AntiScrape is an IIS ASP.NET Http Module to help in the fight against website scrapers!
This software is currently in development, and so not recommended for production environments at present.
Live demo is available on Windows Azure here: AntiScrape Demo
AntiScrape hooks into the IIS ASP.NET request/response pipeline.
When your website users request a page, it automatically adds secret hidden links to the page that normal users in web browsers won't see. However, website scrapers that are scanning the HTML of the page will see the link and follow it.

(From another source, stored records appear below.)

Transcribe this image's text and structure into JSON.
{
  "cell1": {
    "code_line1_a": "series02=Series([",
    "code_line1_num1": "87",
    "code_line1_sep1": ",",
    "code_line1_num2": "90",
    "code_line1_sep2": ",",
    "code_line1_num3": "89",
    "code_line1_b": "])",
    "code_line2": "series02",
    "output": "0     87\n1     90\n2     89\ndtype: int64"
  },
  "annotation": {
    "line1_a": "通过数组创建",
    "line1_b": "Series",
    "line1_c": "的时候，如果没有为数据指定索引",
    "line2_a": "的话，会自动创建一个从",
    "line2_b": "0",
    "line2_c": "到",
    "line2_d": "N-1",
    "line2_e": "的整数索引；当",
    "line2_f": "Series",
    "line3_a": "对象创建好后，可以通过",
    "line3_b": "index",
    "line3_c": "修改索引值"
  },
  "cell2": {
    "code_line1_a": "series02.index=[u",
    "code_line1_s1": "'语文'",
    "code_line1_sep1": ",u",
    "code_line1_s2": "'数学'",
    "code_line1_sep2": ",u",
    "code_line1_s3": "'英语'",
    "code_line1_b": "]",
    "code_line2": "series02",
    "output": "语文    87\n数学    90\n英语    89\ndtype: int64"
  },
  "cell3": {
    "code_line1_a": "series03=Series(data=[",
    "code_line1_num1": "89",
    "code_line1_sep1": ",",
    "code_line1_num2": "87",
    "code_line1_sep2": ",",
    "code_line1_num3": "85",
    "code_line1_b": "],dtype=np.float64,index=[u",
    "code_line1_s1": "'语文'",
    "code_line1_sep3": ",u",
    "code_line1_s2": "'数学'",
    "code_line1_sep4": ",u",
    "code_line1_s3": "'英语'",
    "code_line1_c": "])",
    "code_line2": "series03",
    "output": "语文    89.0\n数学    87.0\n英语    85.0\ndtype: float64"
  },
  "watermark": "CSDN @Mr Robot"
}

Once the scraper has followed the secret link, they are recorded as being a scraper, and from then on what happens is entirely up to you!
You can either:
- Return custom content and/or HTTP status code for every other request the scraper makes (even for legitimate content), or
- Introduce a configurable random delay for all requests that the scraper makes, slowing the scraper down, or
- Do nothing, other than log the scraping activity.

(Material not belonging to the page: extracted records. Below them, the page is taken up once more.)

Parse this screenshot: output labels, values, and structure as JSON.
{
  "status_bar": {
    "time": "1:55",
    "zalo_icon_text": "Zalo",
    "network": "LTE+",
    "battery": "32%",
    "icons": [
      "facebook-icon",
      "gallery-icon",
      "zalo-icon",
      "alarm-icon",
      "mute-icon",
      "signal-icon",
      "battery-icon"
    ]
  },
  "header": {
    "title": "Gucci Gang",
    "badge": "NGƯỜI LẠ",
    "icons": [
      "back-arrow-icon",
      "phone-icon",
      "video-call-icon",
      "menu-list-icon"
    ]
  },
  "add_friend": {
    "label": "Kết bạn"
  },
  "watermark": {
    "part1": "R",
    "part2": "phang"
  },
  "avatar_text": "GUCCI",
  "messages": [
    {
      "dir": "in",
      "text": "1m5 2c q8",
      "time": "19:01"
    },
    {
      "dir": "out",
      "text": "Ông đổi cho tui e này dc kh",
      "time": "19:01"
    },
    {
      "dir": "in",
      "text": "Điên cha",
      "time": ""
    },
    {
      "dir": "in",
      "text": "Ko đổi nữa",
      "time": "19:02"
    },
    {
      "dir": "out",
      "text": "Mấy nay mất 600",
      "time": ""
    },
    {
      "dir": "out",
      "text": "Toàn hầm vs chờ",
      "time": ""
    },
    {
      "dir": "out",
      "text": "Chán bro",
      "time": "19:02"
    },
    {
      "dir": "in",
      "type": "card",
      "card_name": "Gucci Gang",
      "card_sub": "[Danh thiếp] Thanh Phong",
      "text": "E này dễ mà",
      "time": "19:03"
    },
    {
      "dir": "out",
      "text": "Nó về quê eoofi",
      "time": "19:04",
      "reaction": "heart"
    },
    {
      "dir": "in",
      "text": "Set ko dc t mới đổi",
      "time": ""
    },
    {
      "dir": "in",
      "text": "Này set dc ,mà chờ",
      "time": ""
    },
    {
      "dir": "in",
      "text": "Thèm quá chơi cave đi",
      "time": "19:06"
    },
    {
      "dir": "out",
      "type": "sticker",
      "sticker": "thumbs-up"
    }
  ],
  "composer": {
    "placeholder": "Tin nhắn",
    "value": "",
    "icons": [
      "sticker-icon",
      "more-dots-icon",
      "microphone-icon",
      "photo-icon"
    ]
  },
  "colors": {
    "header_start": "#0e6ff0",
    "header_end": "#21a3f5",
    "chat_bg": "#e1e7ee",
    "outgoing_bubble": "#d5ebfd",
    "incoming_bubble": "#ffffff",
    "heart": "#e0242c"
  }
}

The settings for AntiScrape are integrated into the web applications web.config.
AntiScrape also adds hidden urls that legitimate browsers will follow, but scrapers won't. Requesting one of these urls will record the browser as being genuine.

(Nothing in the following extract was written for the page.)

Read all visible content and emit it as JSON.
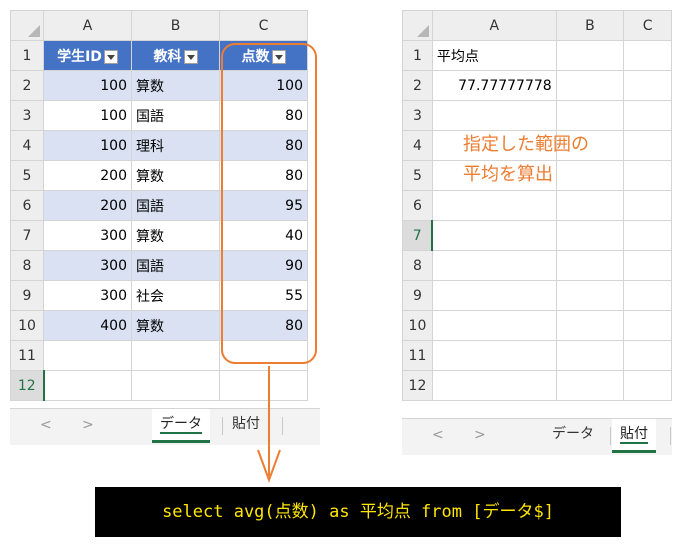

The module comes with a reference implementation of the data persistence layer for SQL Server, but other implementations can be easily added by implementing the IDataStorage interface in an assembly that resides in the web applications bin folder (remembering to remove the assembly containing the SQL Server reference implementation). AntiScrape uses Microsoft Unity to resolve the IDataStorage interface at run-time.